In early 1932 Penderel joined an expedition led by Count László Almásy to locate the legendary "lost oasis" of Zerzura in the plateau of Gilf Kebir, which lies in the southwest corner of Egypt, and southeast Libya. Reconnaissance flights over the area located a two large wadis green with vegetation, but before they could find a way to reach them overland the expedition ran out of supplies and had to return to Cairo. In March 1933 Almásy mounted another expedition in which Penderel took part, by which time Patrick Clayton of the Desert Survey had discovered the entrance to Wadi Abd el Malik, and explored the Kufra Oasis. They mapped the southern and eastern sides of the Gilf Kebir and on western side discovered Wadi Talh. They then visited Jebel Uweinat, south of the Gilf Kebir, where Almásy discovered prehistoric rock paintings. On 8 January 1934, Penderel gave a lecture on his expeditions to the Royal Geographical Society, who admitted him as a Fellow.

Penderel flew air missions to re-supply the 1932 Sahara automobile exploration of Ralph Alger Bagnold.

On 1 January 1933 Penderel was promoted to wing commander, and on 5 October was posted to the Headquarters of the Fighting Area at RAF Uxbridge for personnel staff duties.

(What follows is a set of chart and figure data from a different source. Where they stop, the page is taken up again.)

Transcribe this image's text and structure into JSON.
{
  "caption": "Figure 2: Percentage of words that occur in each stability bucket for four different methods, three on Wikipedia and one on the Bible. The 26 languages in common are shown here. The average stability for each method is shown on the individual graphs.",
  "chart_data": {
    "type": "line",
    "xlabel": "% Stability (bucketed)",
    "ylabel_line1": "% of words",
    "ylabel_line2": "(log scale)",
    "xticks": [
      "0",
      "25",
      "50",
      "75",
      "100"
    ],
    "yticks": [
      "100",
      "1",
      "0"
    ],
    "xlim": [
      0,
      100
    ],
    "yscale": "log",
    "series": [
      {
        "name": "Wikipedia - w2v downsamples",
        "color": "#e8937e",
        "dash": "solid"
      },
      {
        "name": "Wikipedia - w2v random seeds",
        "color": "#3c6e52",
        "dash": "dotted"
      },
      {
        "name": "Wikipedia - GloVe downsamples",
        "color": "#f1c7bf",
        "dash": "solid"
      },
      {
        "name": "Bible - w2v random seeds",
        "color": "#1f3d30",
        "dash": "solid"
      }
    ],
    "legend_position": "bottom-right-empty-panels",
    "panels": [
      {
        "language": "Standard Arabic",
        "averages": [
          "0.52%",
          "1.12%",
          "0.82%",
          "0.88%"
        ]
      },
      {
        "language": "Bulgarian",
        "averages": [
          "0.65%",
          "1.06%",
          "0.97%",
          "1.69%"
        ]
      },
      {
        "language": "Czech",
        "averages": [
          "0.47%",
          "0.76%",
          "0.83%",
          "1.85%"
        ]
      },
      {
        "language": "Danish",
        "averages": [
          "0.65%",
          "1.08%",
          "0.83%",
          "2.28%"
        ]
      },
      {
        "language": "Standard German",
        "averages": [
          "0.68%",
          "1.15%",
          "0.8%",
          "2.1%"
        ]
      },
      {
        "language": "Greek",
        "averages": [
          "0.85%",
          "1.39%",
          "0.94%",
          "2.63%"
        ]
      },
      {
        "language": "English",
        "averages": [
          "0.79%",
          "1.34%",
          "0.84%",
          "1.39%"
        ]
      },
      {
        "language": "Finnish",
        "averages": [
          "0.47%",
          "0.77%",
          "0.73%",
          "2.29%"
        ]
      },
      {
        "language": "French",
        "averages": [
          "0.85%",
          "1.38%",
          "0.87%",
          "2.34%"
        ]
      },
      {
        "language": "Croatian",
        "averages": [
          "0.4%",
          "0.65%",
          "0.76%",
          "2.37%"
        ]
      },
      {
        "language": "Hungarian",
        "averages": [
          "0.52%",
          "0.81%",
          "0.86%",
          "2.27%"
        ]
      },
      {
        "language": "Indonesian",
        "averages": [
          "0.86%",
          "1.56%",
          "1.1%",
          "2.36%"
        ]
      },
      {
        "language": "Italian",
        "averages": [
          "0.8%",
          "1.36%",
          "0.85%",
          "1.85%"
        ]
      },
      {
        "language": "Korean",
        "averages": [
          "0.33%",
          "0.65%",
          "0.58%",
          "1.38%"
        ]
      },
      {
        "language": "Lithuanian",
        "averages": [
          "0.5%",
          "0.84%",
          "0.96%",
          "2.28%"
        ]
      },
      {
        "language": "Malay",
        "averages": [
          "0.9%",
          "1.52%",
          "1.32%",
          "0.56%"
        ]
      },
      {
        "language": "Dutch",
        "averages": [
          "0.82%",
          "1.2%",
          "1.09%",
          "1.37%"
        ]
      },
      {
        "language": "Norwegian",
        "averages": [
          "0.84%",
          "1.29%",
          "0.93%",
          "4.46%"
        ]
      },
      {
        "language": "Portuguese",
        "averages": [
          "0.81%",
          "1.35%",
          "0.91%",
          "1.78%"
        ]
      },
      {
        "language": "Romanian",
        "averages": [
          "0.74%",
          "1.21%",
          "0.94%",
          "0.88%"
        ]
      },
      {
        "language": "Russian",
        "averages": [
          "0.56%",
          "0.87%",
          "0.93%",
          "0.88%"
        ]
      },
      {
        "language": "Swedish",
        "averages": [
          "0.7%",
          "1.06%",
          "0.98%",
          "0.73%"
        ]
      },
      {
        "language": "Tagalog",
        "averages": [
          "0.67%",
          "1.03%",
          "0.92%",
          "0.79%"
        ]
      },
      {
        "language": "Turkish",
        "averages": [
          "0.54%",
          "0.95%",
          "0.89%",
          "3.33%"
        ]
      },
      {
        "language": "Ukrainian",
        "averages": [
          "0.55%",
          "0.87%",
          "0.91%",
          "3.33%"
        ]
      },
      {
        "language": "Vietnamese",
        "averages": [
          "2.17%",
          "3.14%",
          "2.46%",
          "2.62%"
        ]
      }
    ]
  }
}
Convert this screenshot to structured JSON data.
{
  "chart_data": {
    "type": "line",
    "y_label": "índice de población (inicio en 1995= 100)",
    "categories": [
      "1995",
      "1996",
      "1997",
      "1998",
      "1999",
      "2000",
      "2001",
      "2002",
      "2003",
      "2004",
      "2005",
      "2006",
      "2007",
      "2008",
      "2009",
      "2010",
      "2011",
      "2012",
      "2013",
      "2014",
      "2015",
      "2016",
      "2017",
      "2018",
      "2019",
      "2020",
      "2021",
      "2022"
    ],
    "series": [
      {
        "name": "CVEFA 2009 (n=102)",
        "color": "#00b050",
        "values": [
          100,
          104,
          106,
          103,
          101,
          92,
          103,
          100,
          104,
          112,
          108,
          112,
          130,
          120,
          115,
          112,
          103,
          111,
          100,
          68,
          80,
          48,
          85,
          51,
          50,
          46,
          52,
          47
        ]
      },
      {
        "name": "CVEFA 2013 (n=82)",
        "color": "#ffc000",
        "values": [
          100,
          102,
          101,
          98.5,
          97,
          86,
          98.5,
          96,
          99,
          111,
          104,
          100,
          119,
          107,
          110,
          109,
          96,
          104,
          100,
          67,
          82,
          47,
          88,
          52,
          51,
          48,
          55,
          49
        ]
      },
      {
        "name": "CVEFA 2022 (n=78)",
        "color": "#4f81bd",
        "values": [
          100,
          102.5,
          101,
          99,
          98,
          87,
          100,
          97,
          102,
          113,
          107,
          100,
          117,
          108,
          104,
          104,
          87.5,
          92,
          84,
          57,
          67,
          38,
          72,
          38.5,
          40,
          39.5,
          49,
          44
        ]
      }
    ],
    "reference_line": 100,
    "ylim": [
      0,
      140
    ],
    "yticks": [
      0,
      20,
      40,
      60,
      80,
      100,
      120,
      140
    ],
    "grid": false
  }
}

On 30 June 1934, at the Fifteenth Royal Air Force Display at Hendon, Penderel represented the RAF Fighting Area HQ as one of ten competitors in the 14 mi "Headquarters Race". He piloted a Hawker Fury, fitted with a Kestrel IIS engine. Flight describes the scene, "The scratch man, Wing Commander Penderel, Fighting Area, had already overtaken several others when he came round over the enclosures on the first lap, and from then on he could be seen overhauling other machines steadily." Due to the efficacy of the handicapping, Penderel finished outside the first three places.

On 1 December 1937 Penderel was appointed to command the School of Naval Co-operation based at Ford, West Sussex.

On 1 January 1938 he was promoted to group captain.

==World War II service==
From 26 September 1939 until 11 May 1940 Penderel served as the first commander of No. 201 Group RAF, which was formed from the General Reconnaissance Group, RAF Middle East.

On 14 May 1943 Penderel flew Hawker Hurricane Mk IIB HV895 on a test flight from RAF Middle Wallop to RAF Martlesham Heath. He took off again from Martlesham, heading for the nearby bombing range at Orford Ness, but the bomb his aircraft was carrying exploded prematurely and he crashed into Sudbourne Marshes and was killed instantly. He is buried at Llangiwg Churchyard, near Pontardawe, Glamorganshire, Wales.